Down Syndrome – Five Things You Should Know About Down Syndrome and Sexuality

You may be surprised to find an article on Down syndrome and sexuality as few doctors bring this up and it is not often included in the typical prognosis and diagnosis of Down syndrome. You shouldn’t be surprised, however.

Common perceptions are that people with disabilities do not have either interest or ability for the adult relationships the rest of us take for granted. This is, however, completely false.

People with Down syndrome go through puberty just like everyone else, and they have the same feelings and desires as everyone else. This is nothing to be afraid of, however. With a little education tailored to their particular needs, adults with Down syndrome can learn to be smart about their sexuality and learn how to minimize the risk of dangerous situations.

1. Sexuality is a Part of Everyone’s Life

When we talk about sexuality and Down syndrome, we are not just talking about teenagers and adults. All humans go through many different stages of sexual development, starting when they are babies.

The first stage is to develop emotional bonds with parents and family members. School age kids deal with the beginnings of modesty and the desire for privacy. Of course, adolescents enter puberty and start feeling sexual desire. It is nothing to be ashamed of, but proper education needs to be given to teenagers with Down syndrome to make sure they know how to handle these feelings in an appropriate way.

2. The Decline of Institutionalization Led to More Opportunities for People with Down Syndrome

Up until the 1960s and 1970s, people with Down syndrome were most often institutionalized in single sex buildings, and did not have much opportunity to interact with the opposite sex at all. Now, people with Down syndrome have independence and opportunities available to them, and it only follows that they should also want what is available to all other members of society – the right to develop and pursue meaningful relationships.
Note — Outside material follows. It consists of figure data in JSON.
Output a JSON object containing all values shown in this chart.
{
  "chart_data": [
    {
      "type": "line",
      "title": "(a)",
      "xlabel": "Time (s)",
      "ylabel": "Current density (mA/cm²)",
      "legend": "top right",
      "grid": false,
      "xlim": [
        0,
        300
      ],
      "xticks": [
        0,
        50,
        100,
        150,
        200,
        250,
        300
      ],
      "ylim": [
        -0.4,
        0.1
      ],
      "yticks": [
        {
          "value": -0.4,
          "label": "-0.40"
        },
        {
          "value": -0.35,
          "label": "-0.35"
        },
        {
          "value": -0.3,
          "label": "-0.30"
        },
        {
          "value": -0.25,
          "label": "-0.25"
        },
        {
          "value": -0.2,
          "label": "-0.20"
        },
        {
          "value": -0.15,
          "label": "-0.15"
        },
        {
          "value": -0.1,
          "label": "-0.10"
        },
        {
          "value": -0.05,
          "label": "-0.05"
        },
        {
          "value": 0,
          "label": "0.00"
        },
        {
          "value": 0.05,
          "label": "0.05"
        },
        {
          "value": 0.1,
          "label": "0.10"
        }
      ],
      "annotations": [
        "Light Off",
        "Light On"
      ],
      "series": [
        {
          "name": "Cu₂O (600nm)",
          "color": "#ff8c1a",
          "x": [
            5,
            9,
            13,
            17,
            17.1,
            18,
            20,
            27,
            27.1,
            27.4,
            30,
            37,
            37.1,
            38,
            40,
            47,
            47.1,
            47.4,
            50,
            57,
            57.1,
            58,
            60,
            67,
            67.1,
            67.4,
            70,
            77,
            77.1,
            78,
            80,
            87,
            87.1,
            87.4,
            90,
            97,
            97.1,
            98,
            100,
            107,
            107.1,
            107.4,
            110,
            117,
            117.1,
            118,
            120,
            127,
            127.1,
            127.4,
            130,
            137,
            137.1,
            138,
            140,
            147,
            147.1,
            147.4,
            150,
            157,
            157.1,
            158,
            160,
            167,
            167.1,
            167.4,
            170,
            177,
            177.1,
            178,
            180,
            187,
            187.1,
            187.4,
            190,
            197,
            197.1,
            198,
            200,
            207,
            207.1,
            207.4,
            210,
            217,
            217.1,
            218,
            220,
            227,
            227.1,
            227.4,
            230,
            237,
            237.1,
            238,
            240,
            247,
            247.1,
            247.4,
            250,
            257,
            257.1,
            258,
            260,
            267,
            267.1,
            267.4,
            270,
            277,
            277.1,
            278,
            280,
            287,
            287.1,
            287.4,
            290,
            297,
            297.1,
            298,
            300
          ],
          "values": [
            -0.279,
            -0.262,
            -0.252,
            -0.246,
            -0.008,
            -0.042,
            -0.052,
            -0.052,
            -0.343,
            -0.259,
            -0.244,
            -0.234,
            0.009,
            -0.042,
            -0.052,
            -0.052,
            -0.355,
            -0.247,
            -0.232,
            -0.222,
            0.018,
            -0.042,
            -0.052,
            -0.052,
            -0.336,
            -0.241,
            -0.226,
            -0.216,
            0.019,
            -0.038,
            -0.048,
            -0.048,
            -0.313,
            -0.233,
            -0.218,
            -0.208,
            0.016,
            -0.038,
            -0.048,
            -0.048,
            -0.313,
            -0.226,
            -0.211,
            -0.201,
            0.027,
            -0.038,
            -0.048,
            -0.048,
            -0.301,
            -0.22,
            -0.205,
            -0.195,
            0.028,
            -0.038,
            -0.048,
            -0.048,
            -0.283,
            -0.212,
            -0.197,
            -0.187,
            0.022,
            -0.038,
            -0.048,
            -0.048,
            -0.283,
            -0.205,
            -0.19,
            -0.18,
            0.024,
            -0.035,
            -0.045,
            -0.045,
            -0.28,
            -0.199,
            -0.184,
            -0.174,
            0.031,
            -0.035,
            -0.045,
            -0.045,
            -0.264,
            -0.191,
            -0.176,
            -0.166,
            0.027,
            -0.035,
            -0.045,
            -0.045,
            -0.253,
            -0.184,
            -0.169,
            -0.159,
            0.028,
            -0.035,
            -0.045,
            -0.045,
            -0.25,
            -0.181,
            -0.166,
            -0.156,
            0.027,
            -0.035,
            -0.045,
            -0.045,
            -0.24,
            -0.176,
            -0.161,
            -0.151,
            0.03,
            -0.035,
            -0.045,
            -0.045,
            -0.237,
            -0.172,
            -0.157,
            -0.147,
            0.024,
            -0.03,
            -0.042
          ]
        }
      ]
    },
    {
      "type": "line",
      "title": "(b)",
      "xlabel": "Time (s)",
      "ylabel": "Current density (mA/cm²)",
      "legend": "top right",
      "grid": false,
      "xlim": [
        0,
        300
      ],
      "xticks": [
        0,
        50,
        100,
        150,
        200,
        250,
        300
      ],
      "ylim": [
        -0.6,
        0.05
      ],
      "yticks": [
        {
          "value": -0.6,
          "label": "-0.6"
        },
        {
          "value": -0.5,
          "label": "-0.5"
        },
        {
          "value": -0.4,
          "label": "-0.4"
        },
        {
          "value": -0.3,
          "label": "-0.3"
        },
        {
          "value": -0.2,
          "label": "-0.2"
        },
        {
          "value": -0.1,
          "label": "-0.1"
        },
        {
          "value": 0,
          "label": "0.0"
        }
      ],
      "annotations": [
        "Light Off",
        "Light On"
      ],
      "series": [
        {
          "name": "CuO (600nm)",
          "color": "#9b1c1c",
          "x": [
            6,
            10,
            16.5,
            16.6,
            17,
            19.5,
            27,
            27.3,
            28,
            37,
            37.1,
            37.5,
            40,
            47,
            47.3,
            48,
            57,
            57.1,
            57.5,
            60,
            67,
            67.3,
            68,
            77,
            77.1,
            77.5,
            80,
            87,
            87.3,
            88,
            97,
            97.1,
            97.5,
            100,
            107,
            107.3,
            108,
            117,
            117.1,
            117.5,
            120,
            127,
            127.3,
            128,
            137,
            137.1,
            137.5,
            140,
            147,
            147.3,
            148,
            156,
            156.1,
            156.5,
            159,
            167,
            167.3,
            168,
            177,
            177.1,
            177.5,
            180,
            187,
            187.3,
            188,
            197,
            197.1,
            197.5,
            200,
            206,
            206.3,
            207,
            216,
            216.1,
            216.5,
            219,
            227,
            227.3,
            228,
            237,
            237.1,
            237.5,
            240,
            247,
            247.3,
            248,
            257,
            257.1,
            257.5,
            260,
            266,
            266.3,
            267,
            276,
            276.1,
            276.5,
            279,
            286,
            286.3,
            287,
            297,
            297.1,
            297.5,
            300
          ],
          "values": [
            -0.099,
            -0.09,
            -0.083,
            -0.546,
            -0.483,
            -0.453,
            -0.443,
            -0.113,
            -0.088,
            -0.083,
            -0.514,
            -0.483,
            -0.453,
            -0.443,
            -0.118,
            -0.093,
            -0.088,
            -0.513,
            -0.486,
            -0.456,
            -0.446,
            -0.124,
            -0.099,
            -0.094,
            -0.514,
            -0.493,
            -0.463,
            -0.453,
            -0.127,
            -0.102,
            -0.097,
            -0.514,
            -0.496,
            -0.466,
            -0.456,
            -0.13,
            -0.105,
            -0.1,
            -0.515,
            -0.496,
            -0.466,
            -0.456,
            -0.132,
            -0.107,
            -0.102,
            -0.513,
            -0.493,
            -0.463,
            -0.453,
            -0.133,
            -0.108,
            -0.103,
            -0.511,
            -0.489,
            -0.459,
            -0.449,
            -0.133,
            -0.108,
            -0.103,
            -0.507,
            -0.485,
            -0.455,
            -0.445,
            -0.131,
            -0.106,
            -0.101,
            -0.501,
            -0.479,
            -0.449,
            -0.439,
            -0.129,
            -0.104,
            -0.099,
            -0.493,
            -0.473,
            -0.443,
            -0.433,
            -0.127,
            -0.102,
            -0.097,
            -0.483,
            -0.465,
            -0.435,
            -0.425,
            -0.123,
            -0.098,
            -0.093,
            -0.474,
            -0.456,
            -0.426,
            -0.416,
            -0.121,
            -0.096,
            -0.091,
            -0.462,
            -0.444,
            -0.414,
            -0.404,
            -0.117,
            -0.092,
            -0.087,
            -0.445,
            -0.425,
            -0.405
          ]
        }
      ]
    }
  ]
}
3. Additional Difficulties Exist for People with Down Syndrome in Relation to Sexuality

There are, of course, added difficulties when we talk about people with Down syndrome and sexuality. It is probably obvious that there is a lot more prejudice towards people with Down syndrome who engage in sexual behavior.

Parents have a lot more anxiety about it, too. There is good reason for this anxiety, unfortunately. People with Down syndrome have cognitive deficits that make them more likely to be a victim to sexual abuse, unwanted pregnancies, or sexually transmitted diseases. Women especially are vulnerable to issues of abuse and exploitation. They may not know the difference between “good touch” and “bad touch”. They may not know how to say no if something is making them uncomfortable. They may be lonely and willing to put up with inappropriate behavior in order to get attention.

The isolation and issues with communication that many with Down syndrome face may make it harder for them to access sources of support that will help them make decisions that are right for them.

4. There Are Ways to Prevent Exploitation and Abuse

The best way to help young people with Down syndrome be smart about their sexuality is to start educating them when they are still young. Sexual education for kids with Down syndrome should start in junior high, and should focus on personal safety.

Kids should be taught the difference between good touch and bad touch, and how to “just say no” to advances or touching they don’t want. A concept called “Circles” can be used for older or more cognitively advanced kids. Circles represent different levels of personal relationship and intimacy. Students learn what the appropriate touching behaviors are for each level. They then learn that sometimes a friend might want to be closer than they want, in which case they have to tell them very clearly “STOP.”

Sex education should be individualized for each student with Down syndrome depending on their ability to understand the material. It is important, however, to cover all the things that would normally be covered in sex ed, because chances are, teenagers with Down syndrome will need to know these things sooner rather than later, in order to keep themselves safe.

The more you talk openly and honestly with your Down syndrome teenager or young adult about sexuality, the safer they will be. The more they understand, the better you will both feel about this aspect of their lives.

Dating is also something that teenagers with Down syndrome will often want to try out for themselves. There are certain social skills required to be able to date, and these skills can be taught if needed.